The study procedures described in the report are in compliance with the following guidelines:

- Organisation for Economic Co-operation and Development (OECD), OECD Guidelines for Testing of Chemicals; Guideline no. 437: " Bovine Corneal Opacity and Permeability Test Method for Identifying i) Chemicals Inducing Serious Eye Damage and ii) Chemicals Not Requiring Classification for Eye Irritation or Serious Eye Damage”(adopted July 26, 2013).

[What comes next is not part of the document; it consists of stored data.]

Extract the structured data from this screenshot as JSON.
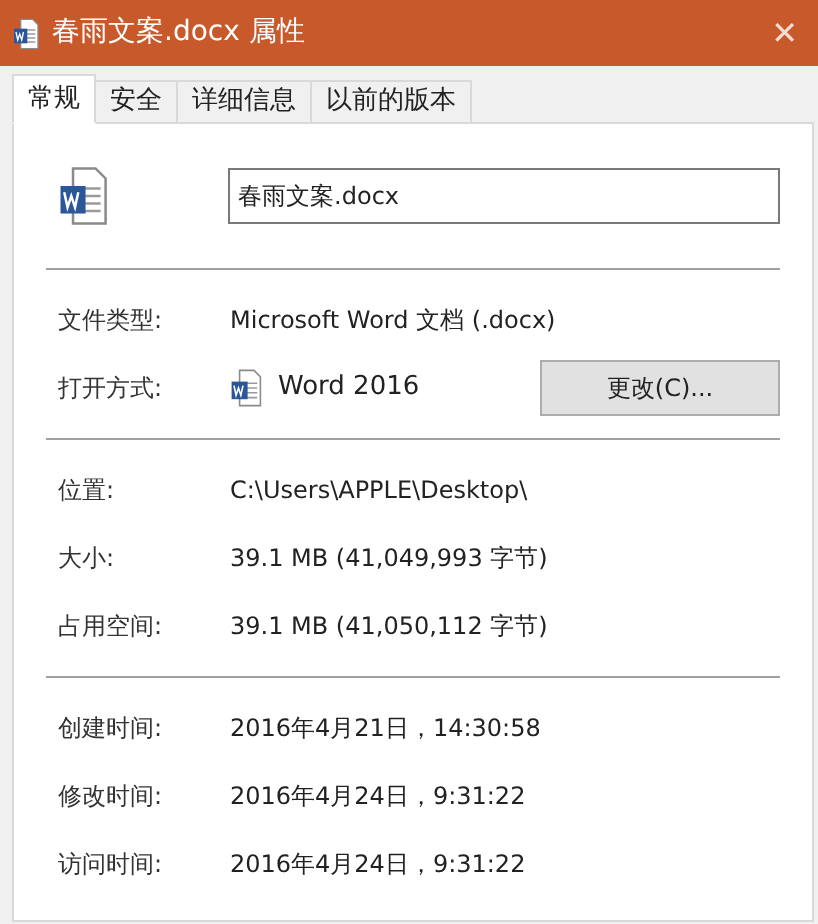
{
  "window": {
    "title": "春雨文案.docx 属性",
    "close": "✕"
  },
  "tabs": [
    {
      "label": "常规",
      "selected": true
    },
    {
      "label": "安全",
      "selected": false
    },
    {
      "label": "详细信息",
      "selected": false
    },
    {
      "label": "以前的版本",
      "selected": false
    }
  ],
  "file_name": "春雨文案.docx",
  "sections": [
    {
      "rows": [
        {
          "kind": "text",
          "label": "文件类型:",
          "value": "Microsoft Word 文档 (.docx)"
        },
        {
          "kind": "app",
          "label": "打开方式:",
          "value": "Word 2016",
          "button": "更改(C)..."
        }
      ]
    },
    {
      "rows": [
        {
          "kind": "text",
          "label": "位置:",
          "value": "C:\\Users\\APPLE\\Desktop\\"
        },
        {
          "kind": "text",
          "label": "大小:",
          "value": "39.1 MB (41,049,993 字节)"
        },
        {
          "kind": "text",
          "label": "占用空间:",
          "value": "39.1 MB (41,050,112 字节)"
        }
      ]
    },
    {
      "rows": [
        {
          "kind": "text",
          "label": "创建时间:",
          "value": "2016年4月21日，14:30:58"
        },
        {
          "kind": "text",
          "label": "修改时间:",
          "value": "2016年4月24日，9:31:22"
        },
        {
          "kind": "text",
          "label": "访问时间:",
          "value": "2016年4月24日，9:31:22"
        }
      ]
    }
  ]
}
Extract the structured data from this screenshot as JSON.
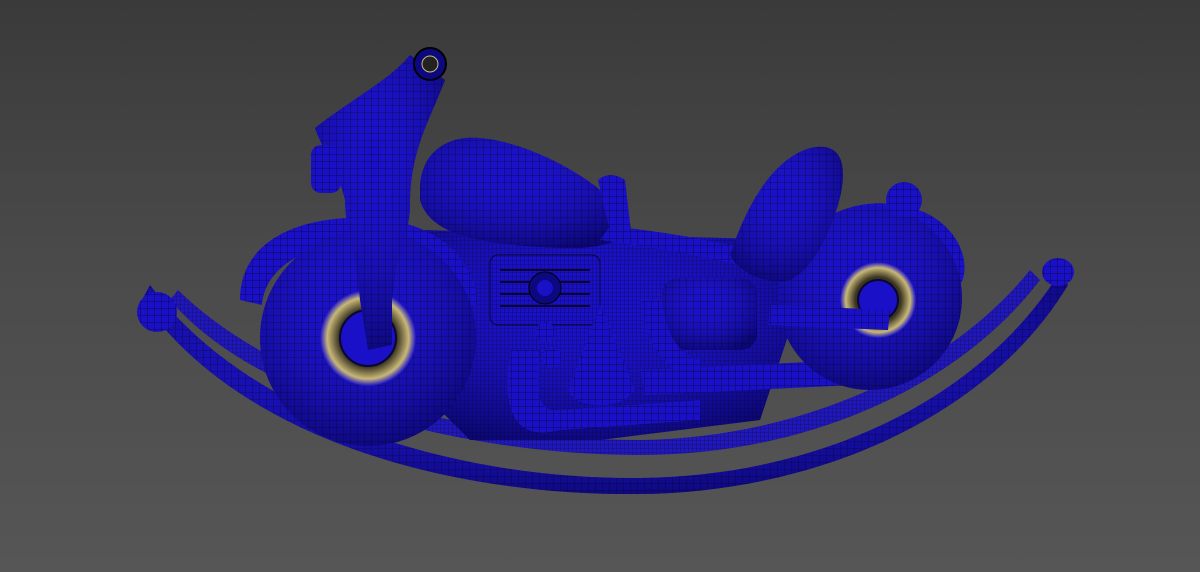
{
  "viewport": {
    "background_top": "#3a3a3a",
    "background_bottom": "#565656"
  },
  "model": {
    "subject": "rocking-horse-motorcycle-wireframe",
    "shade_color": "#1a10c8",
    "shade_dark": "#0c0880",
    "wire_color": "#0a0630",
    "wheel_hub_color": "#c8b878"
  }
}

- European Community (EC). Commission regulation (EC) No. 440/2008, Part B: Methods for the Determination of Toxicity and other health effects, Guideline B.47 “Bovine corneal opacity and permeability method for identifying ocular corrosives and severe irritants ". Official Journal of the European Union No. L324; Amended by EC No. 1152/2010 No. L142, 09 December 2010.

 

Batch OP: C605E003.1of Phenol, 1,1-dimethylpropyl derivs. was a colourless to pale yellow solid. Since due to physical properties of the test item no workable suspension in physiological saline could be obtained, the test item was used as delivered and an excessive amount was added pure on top of the corneas.

 

The negative control responses for opacity and permeability were less than the upper limits of the laboratory historical range indicating that the negative control did not induce irritancy on the corneas. The mean in vitro irritancy score of the positive control (20% (w/v) Imidazole) was 171 and within two standard deviations of the current historical positive control mean. It was therefore concluded that the test conditions were adequate and that the test system functioned properly.

 

Phenol, 1,1-dimethylpropyl derivs. induced serious eye damage through both endpoints, resulting in a mean in vitro irritancy score of 90 after 240 minutes of treatment.

 

Since Phenol, 1,1-dimethylpropyl derivs. induced an IVIS ≥ 55, it is concluded that Phenol, 1,1-dimethylpropyl derivs. induces serious eye damage in the Bovine Corneal Opacity and Permeability test under the experimental conditions described in this report and should be classified Category 1 according to the Globally Harmonized System of Classification and Labeling of Chemicals (GHS) of the United Nations.

Endpoint conclusion

Endpoint conclusion:

adverse effect observed (irreversible damage)

Additional information

Justification for classification or non-classification

Skin Irritation/Corrosion – In Vitro

It is concluded that this test is valid and that Phenol, 1,1-dimethylpropyl derivs. is corrosive in the in vitro skin corrosion test under the experimental conditions described in the report.

Eye Irritation - In Vitro

Since Phenol, 1,1-dimethylpropyl derivs. induced an IVIS ≥ 55, it is concluded that Phenol, 1,1-dimethylpropyl derivs. induces serious eye damage in the Bovine Corneal Opacity and Permeability test under the experimental conditions described in this report and should be classified Category 1 according to the Globally Harmonized System of Classification and Labeling of Chemicals (GHS) of the United Nations.